Am Karfreitag erweist sich göttliche Wahrheit und Vollmacht als ans Kreuz genagelte enttäuschte Hoffnung. Für alle unter dem Kreuz Stehenden kann es gar nicht anders aussehen als dass Jesus Lügen gestraft wurde. Niemand greift ein. Die Karfreitagswahrheit bricht sich im Schrei des Sterbenden Bahn. Der Sieg der Todesmacht über die Frohe Botschaft von der Liebe Gottes kann kaum offensichtlicher sein beim Anblick des elendich sterbenden Jesus am Kreuz. Und der offene Himmel verhüllt sich in Dunkelheit. Gott ist so fern wie nur irgendwie denkbar. Daran hat sich bei den sich zum Kreuz begebenden Menschen auch heute nichts geändert.

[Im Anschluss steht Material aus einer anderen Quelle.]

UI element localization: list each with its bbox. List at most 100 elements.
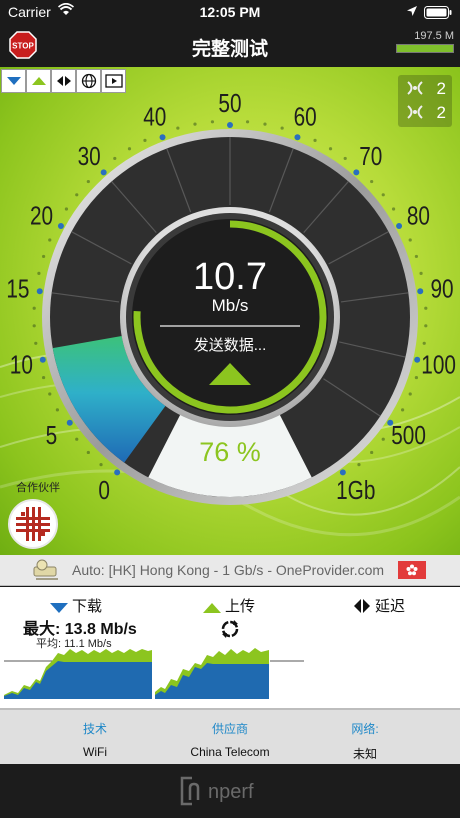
gauge-scale-label: 10 — [10, 350, 33, 379]
info-provider-label: 供应商 — [211, 722, 248, 736]
gauge-scale-label: 20 — [30, 201, 53, 230]
gauge-scale-label: 15 — [6, 274, 29, 303]
gauge-scale-label: 80 — [407, 201, 430, 230]
gauge-tick-marker — [227, 122, 233, 128]
gauge-minor-dot — [381, 193, 385, 197]
upload-header[interactable]: 上传 — [203, 595, 255, 615]
gauge-minor-dot — [127, 147, 132, 151]
info-network: 网络: 未知 — [290, 720, 440, 762]
gauge-minor-dot — [41, 375, 46, 380]
status-bar: Carrier 12:05 PM — [0, 0, 460, 26]
partner-block[interactable]: 合作伙伴 — [8, 479, 78, 549]
gauge-minor-dot — [280, 126, 284, 130]
gauge-scale-label: 70 — [359, 142, 382, 171]
gauge-tick-marker — [100, 169, 107, 176]
data-usage: 197.5 M — [396, 30, 454, 53]
gauge-tick-marker — [396, 223, 403, 230]
server-icon — [32, 558, 62, 587]
info-network-value: 未知 — [352, 747, 377, 761]
server-name: Auto: [HK] Hong Kong - 1 Gb/s - OneProvi… — [72, 562, 385, 578]
gauge-minor-dot — [34, 341, 38, 345]
retry-icon[interactable] — [220, 619, 240, 644]
gauge-minor-dot — [391, 207, 396, 211]
partner-label: 合作伙伴 — [16, 482, 60, 494]
info-technology: 技术 WiFi — [20, 720, 170, 759]
gauge-scale-label: 1Gb — [336, 476, 375, 505]
progress-percent: 76 % — [199, 437, 261, 467]
gauge-minor-dot — [75, 437, 79, 441]
hong-kong-flag-icon — [398, 561, 426, 579]
gauge-minor-dot — [328, 147, 333, 151]
download-header[interactable]: 下载 — [50, 595, 102, 615]
upload-graph — [155, 648, 269, 699]
gauge-tick-marker — [159, 134, 166, 141]
latency-icon — [354, 599, 370, 613]
speed-value: 10.7 — [193, 256, 267, 298]
page-title: 完整测试 — [191, 39, 268, 60]
gauge-scale-label: 100 — [421, 350, 456, 379]
gauge-minor-dot — [32, 324, 36, 328]
gauge-minor-dot — [357, 463, 361, 467]
latency-header[interactable]: 延迟 — [353, 595, 405, 615]
results-panel: 下载 上传 延迟 最大: 13.8 Mb/s 平均: 11.1 Mb/s — [0, 587, 460, 708]
gauge-tick-marker — [414, 356, 421, 363]
gauge-tick-marker — [36, 288, 43, 295]
gauge-minor-dot — [313, 138, 317, 143]
gauge-minor-dot — [400, 408, 405, 412]
gauge-minor-dot — [414, 254, 419, 259]
gauge-minor-dot — [424, 306, 428, 310]
gauge-minor-dot — [86, 179, 90, 184]
info-provider: 供应商 China Telecom — [155, 720, 305, 759]
gauge-minor-dot — [176, 126, 180, 130]
latency-label: 延迟 — [375, 598, 406, 615]
gauge-tick-marker — [339, 469, 346, 476]
info-technology-label: 技术 — [82, 722, 107, 736]
upload-icon — [203, 603, 221, 613]
footer: nperf — [0, 764, 460, 818]
gauge-minor-dot — [414, 375, 419, 380]
gauge-tick-marker — [294, 134, 301, 141]
download-graph — [4, 649, 152, 699]
gauge-minor-dot — [408, 238, 412, 242]
server-selector[interactable]: Auto: [HK] Hong Kong - 1 Gb/s - OneProvi… — [0, 555, 460, 586]
gauge-tick-marker — [66, 419, 73, 426]
partner-logo[interactable] — [8, 499, 58, 549]
gauge-minor-dot — [210, 120, 215, 124]
download-label: 下载 — [72, 598, 103, 615]
gauge-scale-label: 5 — [46, 421, 58, 450]
nperf-logo: nperf — [180, 776, 254, 806]
gauge-scale-label: 500 — [391, 421, 426, 450]
gauge-tick-marker — [57, 223, 64, 230]
gauge-minor-dot — [143, 138, 147, 143]
gauge-tick-marker — [417, 288, 424, 295]
clock: 12:05 PM — [199, 4, 261, 20]
connection-info: 技术 WiFi 供应商 China Telecom 网络: 未知 — [0, 708, 460, 764]
info-provider-value: China Telecom — [190, 745, 270, 759]
gauge-scale-label: 0 — [98, 476, 110, 505]
speed-unit: Mb/s — [212, 296, 249, 315]
gauge-minor-dot — [37, 271, 41, 275]
gauge-center-face — [132, 219, 328, 415]
battery-icon — [424, 6, 452, 22]
gauge-minor-dot — [193, 122, 197, 126]
gauge-minor-dot — [370, 179, 374, 184]
gauge-minor-dot — [99, 463, 103, 467]
speed-gauge-panel: 2 2 10.7 Mb/s 发送数据... 76 % 0 5 10 15 20 … — [0, 67, 460, 555]
gauge-scale-label: 50 — [218, 89, 241, 118]
gauge-minor-dot — [370, 450, 374, 455]
gauge-minor-dot — [424, 324, 428, 328]
upload-label: 上传 — [225, 598, 256, 615]
gauge-minor-dot — [343, 156, 347, 161]
gauge-minor-dot — [32, 306, 36, 310]
data-usage-bar — [396, 44, 454, 53]
data-usage-value: 197.5 M — [414, 30, 454, 42]
gauge-minor-dot — [75, 193, 79, 197]
gauge-minor-dot — [86, 450, 90, 455]
gauge-scale-label: 30 — [78, 142, 101, 171]
gauge-minor-dot — [245, 120, 250, 124]
info-technology-value: WiFi — [83, 745, 107, 759]
download-icon — [50, 603, 68, 613]
gauge-minor-dot — [419, 271, 423, 275]
gauge-minor-dot — [113, 156, 117, 161]
gauge-minor-dot — [55, 408, 60, 412]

Das gilt es auszuhalten. Den Leidenden werden wir dadurch gerecht, wo wir ihr Leid auch ernst nehmen, wenigstens einmal im Jahr.

Tod, Folter, Vertreibung, Misshandlung – sie zählen zum Alltag einer Weltgemeinschaft, die immer wieder in der Gefahr steht, ihre Werte ans Kreuz zu nageln. Amen.